FRANS GOEDHART – TWEE VONNISSEN
Het communistische Arbeiders-Schrijverscollectief Links Richten gaf in de jaren 1932 en 1933 elf nummers van het gelijknamige tijdschrift. Uit nummer 3 van het blad is al eens de bijdrage ‘Leve de burgeroorlog’ van een verder totaal onbekende Johan Miera geplaatst, waarin de gezapige burgers worden gewaarschuwd voor de dreiging van het opkomende fascisme en nationaalsocialisme. In de eerste uitgave trof ik een stuk van Frans Goedhart, de Nederlandse verzetsman die al in juli 1940 een eerste illegale uitgave verzorgde, de Nieuwsbrief van Pieter ’t Hoen, waar hij hij de neutraliteitspolitiek in de dertiger jaren van alle respectievelijke regeringen onderuithaalde, nadat in mei 1940 de Duitsers op hardhandige wijze hadden laten zie dat het een waanidee was geweest dat Nederland zich voor een tweede maal afzijdig kon houden van een wereldoorlog.
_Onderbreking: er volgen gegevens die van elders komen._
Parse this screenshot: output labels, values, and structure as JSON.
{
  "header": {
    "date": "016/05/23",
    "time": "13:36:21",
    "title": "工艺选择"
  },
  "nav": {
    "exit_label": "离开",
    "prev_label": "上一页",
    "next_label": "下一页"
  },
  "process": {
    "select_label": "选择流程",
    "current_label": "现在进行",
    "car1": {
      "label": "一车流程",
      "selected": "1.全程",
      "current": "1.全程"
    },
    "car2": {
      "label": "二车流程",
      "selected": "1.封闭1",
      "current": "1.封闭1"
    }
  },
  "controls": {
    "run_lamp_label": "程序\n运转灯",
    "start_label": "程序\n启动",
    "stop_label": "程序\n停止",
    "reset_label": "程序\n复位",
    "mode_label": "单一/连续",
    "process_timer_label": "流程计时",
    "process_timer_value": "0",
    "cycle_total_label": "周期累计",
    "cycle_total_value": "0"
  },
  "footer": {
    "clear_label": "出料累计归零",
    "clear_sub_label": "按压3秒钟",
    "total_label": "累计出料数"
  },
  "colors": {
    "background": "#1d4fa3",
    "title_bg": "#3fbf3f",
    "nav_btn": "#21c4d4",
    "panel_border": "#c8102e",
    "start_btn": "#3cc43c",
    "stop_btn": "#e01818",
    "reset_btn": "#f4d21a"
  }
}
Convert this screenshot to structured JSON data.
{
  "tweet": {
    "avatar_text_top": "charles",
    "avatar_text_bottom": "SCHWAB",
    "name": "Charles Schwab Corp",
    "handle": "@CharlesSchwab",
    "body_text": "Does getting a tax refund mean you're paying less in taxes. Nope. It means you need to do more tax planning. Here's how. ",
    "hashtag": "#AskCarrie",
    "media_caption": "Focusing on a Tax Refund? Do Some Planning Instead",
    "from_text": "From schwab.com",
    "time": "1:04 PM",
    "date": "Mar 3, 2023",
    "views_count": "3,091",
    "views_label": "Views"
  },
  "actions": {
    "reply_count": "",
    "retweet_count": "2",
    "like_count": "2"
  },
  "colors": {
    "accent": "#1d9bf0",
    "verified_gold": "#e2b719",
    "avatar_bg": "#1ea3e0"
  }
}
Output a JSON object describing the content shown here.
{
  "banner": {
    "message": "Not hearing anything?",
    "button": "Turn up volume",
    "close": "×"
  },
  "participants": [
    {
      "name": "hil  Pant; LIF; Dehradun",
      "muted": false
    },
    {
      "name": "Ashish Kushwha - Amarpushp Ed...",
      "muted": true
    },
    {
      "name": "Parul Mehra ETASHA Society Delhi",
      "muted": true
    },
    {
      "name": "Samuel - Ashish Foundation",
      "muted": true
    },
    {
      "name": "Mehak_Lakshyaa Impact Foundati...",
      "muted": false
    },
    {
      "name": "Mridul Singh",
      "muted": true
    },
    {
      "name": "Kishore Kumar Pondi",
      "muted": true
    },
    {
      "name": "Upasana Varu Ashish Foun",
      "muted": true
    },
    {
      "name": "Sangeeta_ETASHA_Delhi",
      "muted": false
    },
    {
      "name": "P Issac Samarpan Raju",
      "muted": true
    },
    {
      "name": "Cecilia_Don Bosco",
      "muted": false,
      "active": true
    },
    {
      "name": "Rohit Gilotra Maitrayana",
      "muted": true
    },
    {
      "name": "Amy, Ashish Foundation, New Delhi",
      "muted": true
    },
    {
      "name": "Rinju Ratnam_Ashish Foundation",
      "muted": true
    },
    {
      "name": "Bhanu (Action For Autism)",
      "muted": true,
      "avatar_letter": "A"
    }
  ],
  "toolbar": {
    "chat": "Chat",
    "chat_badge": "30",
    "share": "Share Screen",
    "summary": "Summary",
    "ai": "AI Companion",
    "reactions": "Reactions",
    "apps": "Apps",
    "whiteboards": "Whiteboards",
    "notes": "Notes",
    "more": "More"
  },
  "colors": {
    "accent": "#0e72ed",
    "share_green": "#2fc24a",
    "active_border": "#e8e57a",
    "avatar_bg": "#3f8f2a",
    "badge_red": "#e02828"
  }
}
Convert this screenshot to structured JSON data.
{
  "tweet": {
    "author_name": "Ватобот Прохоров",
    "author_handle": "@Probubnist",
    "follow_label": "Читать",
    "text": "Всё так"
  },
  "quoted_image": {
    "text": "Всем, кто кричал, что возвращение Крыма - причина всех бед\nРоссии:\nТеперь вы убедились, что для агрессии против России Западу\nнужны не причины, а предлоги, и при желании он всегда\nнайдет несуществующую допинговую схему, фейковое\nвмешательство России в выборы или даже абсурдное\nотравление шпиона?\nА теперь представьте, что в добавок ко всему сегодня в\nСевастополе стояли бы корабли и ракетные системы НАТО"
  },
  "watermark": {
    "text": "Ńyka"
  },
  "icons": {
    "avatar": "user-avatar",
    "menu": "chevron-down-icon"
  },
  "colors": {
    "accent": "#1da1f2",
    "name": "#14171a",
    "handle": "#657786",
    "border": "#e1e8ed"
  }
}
In zijn bijdrage in 1932 in Links Richten houd Frans Goedhart, kersvers lid van de Communistische Partij Nederland en eindredacteur van hun huisorgaan De Tribune, een vlammend betoog, waarbij toch wel een aantal keren de wenkbrauwen werden gefronst en werd afgevraagd: ‘Waar gaat dit precies over?’ Eerst maar eens het verhaal Twee vonnissen, daarna de resultaten van het nodige gegoogle.
Twee vonnissen
Een sneltrein raast in den nacht over de rails. In de duisternis staat een man naar de aanschuivende rij lichtrechthoekjes te kijken. Als de locomotief en de eerste wagens op de brug zijn drukt hij de polen van een batterij naar elkaar toe. Door de draad flitst de stroom. Een vonk slaat in de dynamiet. De brug wordt in een donderende ontploffing opengebroken en de trein stort in de diepte.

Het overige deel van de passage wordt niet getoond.